Whether it is telecommunication networks, roads, railways, ports, and airports, it is infrastructure that facilitates the movement of people, products, and information. Building the right infrastructure can connect millions of people, shorten arduous travel routes, reduce logistics time and costs thereby improving both the competitiveness of our products but also reduce end-cost to consumers, improve our access to markets, drive innovation and ultimately facilitate economic development and job creation.

And yet Africa has an infrastructure deficit, with limited access to almost all forms of infrastructure including modern energy infrastructure, limited access to quality water, and largely poor roads, rail, and ports infrastructure. This is the hard infrastructure, alone, that we are a looking at.

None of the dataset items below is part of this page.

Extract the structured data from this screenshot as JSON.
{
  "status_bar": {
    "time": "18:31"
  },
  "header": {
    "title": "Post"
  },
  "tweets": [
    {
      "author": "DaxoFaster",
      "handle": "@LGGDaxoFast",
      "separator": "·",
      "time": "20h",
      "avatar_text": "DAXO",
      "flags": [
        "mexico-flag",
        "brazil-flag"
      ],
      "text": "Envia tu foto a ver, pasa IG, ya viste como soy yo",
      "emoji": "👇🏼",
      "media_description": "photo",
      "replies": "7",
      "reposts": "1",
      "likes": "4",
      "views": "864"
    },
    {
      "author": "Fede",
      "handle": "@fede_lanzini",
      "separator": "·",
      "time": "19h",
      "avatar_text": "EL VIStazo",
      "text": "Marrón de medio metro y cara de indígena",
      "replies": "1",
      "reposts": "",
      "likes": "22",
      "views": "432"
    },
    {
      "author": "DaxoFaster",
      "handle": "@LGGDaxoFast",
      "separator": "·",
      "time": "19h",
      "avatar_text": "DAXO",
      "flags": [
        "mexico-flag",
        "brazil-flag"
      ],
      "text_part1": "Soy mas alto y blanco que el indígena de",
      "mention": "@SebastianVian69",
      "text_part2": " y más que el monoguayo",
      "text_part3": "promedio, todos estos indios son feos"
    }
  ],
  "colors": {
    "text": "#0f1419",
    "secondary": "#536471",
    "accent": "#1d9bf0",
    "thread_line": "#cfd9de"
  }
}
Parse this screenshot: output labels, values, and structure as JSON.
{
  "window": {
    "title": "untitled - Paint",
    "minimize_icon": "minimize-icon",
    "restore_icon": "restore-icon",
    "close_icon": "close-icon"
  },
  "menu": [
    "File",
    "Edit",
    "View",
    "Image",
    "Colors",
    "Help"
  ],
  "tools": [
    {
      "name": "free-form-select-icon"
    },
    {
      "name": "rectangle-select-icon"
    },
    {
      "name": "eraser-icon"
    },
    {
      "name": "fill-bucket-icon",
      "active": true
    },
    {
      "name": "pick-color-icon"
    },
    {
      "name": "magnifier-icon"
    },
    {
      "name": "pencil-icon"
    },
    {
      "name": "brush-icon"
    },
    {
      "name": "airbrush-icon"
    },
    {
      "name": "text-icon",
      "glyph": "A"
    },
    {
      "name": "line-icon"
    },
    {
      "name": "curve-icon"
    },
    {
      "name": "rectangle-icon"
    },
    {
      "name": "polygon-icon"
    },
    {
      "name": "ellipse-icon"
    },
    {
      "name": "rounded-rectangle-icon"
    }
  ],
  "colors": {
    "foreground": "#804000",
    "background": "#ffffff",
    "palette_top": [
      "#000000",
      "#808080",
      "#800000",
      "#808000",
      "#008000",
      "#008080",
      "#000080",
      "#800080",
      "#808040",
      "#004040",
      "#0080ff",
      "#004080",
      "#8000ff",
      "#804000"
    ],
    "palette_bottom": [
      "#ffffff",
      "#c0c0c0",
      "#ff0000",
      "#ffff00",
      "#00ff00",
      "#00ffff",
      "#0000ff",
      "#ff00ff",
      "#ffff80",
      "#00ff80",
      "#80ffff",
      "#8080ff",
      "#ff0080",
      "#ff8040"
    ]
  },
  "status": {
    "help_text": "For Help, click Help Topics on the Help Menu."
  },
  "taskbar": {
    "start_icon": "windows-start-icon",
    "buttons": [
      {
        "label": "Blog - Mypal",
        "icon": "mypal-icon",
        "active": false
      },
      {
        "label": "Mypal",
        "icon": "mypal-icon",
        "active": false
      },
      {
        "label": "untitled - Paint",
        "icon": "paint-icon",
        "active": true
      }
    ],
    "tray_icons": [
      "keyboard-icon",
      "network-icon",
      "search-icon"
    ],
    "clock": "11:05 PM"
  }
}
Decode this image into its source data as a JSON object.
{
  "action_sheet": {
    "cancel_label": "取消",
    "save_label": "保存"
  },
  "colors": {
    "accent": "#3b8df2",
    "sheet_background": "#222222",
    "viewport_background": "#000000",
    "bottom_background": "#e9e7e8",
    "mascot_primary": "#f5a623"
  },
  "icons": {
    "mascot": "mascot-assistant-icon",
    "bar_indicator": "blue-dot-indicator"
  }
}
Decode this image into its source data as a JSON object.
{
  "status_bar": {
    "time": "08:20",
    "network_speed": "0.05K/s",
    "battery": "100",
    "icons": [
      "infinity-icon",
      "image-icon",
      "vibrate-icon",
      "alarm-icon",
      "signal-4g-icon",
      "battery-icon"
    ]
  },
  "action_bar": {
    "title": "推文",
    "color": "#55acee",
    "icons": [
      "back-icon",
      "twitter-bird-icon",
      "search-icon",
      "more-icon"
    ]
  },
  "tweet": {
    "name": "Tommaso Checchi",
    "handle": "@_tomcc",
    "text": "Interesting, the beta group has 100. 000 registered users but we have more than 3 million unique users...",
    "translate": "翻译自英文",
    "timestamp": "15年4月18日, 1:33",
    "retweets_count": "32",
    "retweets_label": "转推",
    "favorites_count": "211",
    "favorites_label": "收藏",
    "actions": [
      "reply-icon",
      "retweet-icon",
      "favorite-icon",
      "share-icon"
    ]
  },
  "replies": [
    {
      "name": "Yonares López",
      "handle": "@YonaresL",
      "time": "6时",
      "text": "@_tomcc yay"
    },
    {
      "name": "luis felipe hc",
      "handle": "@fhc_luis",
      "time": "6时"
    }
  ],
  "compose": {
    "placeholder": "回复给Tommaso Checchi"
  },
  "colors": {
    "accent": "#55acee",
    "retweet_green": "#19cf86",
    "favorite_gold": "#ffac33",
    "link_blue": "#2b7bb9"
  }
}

Extend this to soft infrastructure, including the cumbersome visa processes for the movement of people within the continent, the inefficient logistics due to a lack of bi-directional flow of goods, limited digital penetration and adoption and an overall lack of skills and institutional capacity and what you have is a continent whose competitiveness is inhibited before the first ball has been kicked.

That is, we do not have the right enabling environment, with infrastructure as one of the key enablers, to facilitate competitive industry that can form the backbone of regional economies. And the sheer size of the continent does not help us. Our relatively low population density and small economies means that unit economics will always be unfavourable, requiring a staggered and strategic approach to infrastructure development. Building out economic corridors that connect large metropolitan, resource and industrial zones with the right infrastructure to enable development is a key strategy that is being pursued, while cross border harmonisation and standardisation is a further necessity.

Regional integration in this regard can connect large markets with large resource bases, thereby facilitating further development and unlocking value across the zones of development.

Yet sovereign balance sheets are constrained, with lack of funding a real challenge to African economies. Leverage private capital and undertaking private public partnerships through concessions and other arrangements is becoming more widely acceptable creating an environment within which public and private entities collaborate for the betterment of the continent.